The healthcare industry is rapidly evolving due to digital innovation and technological advancements. The increasing volume of healthcare data necessitates efficient analytical methods to extract meaningful insights. Traditional health data analysis platforms primarily focus on data collection, aggregation, processing, analysis, visualisation, and interpretation. However, challenges remain in optimising these processes for effective disease prediction and decision-making.
This study proposes the k-means termite clustering model (KTCM) as a novel optimisation approach for healthcare data analysis. The model integrates graph reduction techniques for data preprocessing, followed by storage in a clinical database. A mining algorithm is employed to analyse the processed data, enhancing predictive accuracy. Healthcare professionals receive training on standardised prediction methodologies to refine disease forecasting based on historical benchmarks. The model's performance is evaluated using statistical metrics, including R², REMS, MSE, MAE and MAPE.

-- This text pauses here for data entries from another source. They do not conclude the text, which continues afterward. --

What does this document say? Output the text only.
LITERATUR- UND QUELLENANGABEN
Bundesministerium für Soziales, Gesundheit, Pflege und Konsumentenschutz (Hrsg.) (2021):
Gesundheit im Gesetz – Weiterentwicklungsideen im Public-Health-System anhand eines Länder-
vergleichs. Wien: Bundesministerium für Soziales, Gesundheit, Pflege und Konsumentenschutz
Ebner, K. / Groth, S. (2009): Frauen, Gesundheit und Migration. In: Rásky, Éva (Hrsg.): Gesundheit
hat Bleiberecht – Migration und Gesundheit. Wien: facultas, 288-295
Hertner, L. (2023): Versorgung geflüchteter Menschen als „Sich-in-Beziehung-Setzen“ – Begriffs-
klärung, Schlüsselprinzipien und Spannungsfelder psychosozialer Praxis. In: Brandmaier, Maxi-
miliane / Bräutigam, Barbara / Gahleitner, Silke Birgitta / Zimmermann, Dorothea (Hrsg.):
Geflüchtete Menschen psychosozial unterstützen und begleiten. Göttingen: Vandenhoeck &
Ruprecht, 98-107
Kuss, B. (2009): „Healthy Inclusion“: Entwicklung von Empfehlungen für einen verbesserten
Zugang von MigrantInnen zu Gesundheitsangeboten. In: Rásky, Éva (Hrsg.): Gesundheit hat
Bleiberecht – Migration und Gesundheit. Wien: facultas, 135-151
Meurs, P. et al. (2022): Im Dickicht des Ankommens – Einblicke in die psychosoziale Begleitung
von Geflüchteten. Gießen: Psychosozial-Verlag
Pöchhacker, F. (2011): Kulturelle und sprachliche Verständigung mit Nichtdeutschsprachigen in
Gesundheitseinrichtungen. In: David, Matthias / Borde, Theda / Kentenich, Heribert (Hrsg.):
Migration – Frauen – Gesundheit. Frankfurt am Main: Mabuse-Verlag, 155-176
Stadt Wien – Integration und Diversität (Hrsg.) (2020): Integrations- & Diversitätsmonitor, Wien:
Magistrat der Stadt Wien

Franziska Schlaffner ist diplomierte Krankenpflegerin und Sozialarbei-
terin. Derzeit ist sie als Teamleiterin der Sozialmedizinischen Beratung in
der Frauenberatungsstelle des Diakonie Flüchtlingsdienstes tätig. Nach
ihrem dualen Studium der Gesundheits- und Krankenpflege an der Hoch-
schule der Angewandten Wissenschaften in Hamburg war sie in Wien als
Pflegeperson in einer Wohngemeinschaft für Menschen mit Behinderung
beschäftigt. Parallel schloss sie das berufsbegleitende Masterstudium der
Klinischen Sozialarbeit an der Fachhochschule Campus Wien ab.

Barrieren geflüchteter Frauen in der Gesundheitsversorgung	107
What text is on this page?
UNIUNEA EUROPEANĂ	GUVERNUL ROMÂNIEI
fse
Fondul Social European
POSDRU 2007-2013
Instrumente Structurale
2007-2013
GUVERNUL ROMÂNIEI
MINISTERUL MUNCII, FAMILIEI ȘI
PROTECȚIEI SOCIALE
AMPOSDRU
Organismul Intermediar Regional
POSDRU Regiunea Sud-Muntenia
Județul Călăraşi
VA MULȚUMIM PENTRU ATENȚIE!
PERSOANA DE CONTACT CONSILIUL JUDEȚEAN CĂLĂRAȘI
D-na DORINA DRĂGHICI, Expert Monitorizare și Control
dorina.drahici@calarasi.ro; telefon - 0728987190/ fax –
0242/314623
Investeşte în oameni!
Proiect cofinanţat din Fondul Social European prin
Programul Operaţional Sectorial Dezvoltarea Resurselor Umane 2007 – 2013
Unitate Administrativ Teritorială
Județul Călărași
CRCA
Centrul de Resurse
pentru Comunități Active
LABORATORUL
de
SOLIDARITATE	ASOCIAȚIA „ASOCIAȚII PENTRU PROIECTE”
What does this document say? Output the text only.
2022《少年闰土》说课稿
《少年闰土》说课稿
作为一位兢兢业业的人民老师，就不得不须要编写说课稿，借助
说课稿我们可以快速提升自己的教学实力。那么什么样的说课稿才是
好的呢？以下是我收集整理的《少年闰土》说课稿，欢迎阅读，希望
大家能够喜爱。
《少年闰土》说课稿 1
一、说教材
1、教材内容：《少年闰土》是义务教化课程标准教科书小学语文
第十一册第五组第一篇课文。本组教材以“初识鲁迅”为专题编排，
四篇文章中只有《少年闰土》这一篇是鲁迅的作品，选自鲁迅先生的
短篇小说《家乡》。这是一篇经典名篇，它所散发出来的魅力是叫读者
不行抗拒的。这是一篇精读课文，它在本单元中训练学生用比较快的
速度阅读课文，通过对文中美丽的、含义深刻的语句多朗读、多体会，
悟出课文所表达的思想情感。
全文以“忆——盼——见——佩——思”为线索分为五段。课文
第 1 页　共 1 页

The proposed KTCM model demonstrates superior predictive performance, achieving an R² value of 99.7%, surpassing other existing methods. The advanced clustering and optimisation techniques improve the accuracy and efficiency of disease prediction, thereby aiding healthcare professionals in making informed decisions.
The KTCM approach significantly enhances healthcare data analysis by optimising disease prediction through efficient clustering and mining techniques. The model's high accuracy and improved parameter optimisation validate its effectiveness in clinical decision support. Future work may explore further refinements in algorithmic performance and real-time implementation in healthcare systems.